The onus on ensuring that advertising is compliant with FCA rules lies upon the firms, as the FCA simply monitors – it does not preapprove. However once the FCA discovers a misleading promotion, it can warn firms, remove the promotion from the public eye under section 137S of the Financial Services and Markets Act 2000, and/or take enforcement action against the firm and its senior management.

Given the clear harm posed to the misinformed public, firms can incur more serious penalties. Misleading statements can amount to a criminal offence, and there is a right of action for damages for anyone suffering a loss as a result of the misleading information.


Regulated firms, and in particular their senior managers, should heed the warning that the FCA is sending through this “Dear CEO” letter. If firms do not understand and comply with the rules on financial promotions, they could face at best the removal of their adverts and public shaming from the FCA, and at worst criminal sentencing and pay-outs to misled customers.
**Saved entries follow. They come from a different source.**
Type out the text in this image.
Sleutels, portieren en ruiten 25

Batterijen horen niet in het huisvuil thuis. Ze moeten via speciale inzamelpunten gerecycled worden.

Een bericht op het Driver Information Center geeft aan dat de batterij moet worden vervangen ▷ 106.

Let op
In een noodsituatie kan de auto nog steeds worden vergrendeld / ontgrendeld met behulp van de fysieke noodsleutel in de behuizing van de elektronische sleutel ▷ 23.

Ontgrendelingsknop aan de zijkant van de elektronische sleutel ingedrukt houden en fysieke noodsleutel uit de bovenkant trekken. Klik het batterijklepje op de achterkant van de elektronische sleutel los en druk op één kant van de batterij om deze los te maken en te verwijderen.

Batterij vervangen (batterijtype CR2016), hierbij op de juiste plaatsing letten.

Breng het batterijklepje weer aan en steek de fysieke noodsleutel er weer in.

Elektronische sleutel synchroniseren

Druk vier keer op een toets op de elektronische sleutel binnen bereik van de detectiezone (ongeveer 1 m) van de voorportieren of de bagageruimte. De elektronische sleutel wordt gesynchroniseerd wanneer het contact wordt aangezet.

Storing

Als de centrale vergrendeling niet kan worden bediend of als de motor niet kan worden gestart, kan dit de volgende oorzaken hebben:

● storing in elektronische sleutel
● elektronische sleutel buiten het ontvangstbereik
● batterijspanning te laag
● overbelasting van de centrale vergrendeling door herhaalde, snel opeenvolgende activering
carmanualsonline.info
In particular, senior managers and boards have a responsibility to confirm a financial promotion complies with FCA rules, when that promotion is being delivered to the public by an unauthorised person.

The ramifications mentioned here are not remote threats. As recently as November 2018 the FCA had the promotions of London Capital & Finance Plc (“LCF”) relating to a Fixed Rate ISA or Bond withdrawn. In addition all of LCF’s regulated activities have been suspended, and they are being investigated by FCA’s enforcement division.

By aiming this warning at CEOs, the FCA reminds senior managers of its power to discipline them personally (through fines, bans from regulated activity etc.) We recommend that senior managers recognise their responsibility and pre-emptively ensure their firm’s compliance with FCA rules.